3. The brain is not the only source of conscious experience
Of course, this does not mean that consciousness is generated by some mystical spiritual forces. But the brain itself does not generate anything either. Experiments in which the impact on a particular area of the brain causes a certain experience - for example, flashes of light, pleasure, or the desire to grab something with your hand - do not prove that the only source of these experiences is the brain. Through the activation of a specific neural network, a complex chain of memories can be awakened in your mind. But the memory itself appeared in these neurons only due to your interaction with other people and the world around you. The brain is the vehicle, not the source of our experience.
Drawing of the human brain superimposed on the watercolor by Albrecht Durer.

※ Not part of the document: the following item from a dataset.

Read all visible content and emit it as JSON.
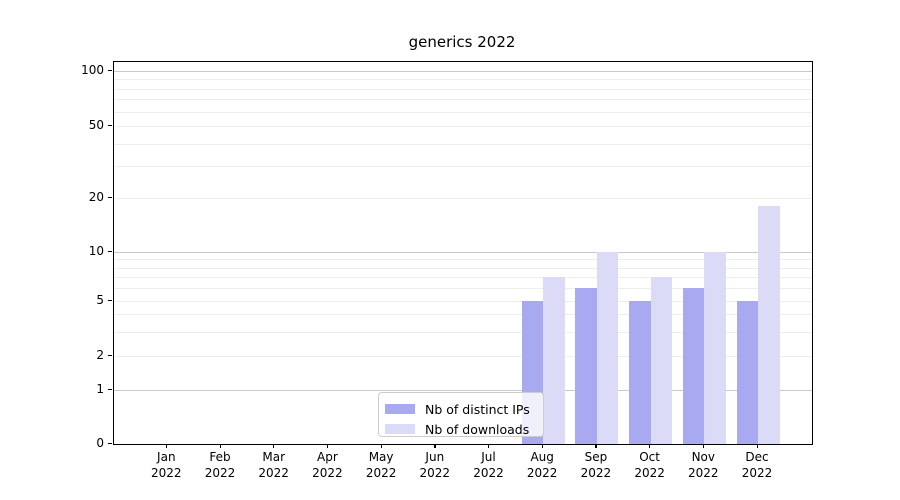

Consciousness is what we do, not what happens inside us. It is more of a dance than digestion or kidney excretion. We are not locked in our own cranium - consciousness goes far beyond its limits. People say they know what time it is if they have a watch with them. In this sense, clocks are one of the components of our consciousness - just like language, social and cultural institutions, technological devices and symbolic systems.
Consciousness does not arise inside the brain, nor is meaning just a component of a sentence. Meaning lives on the surface of the sentence, and consciousness lives on the surface of our physiology, in close contact with the world around us. To quote neuroscientist Robert Burton: "Just like you shouldn't expect to read a great novel by looking at the alphabet, you shouldn't look for signs of complex human behavior at the cellular level."
The "startling hypothesis" which says that human consciousness and behavior is nothing more than a collection of neural processes can today be considered a misunderstanding or a prolonged joke. And it is not only the humanities who assert this. Neuroscientists themselves, as well as representatives of psychology and anthropology, speak about this most convincingly. There is an international research network whose members are now working to develop a critical approach to neuroscientific discoveries. They recognize that brain data can tell a lot about human consciousness and behavior. But they cannot explain everything.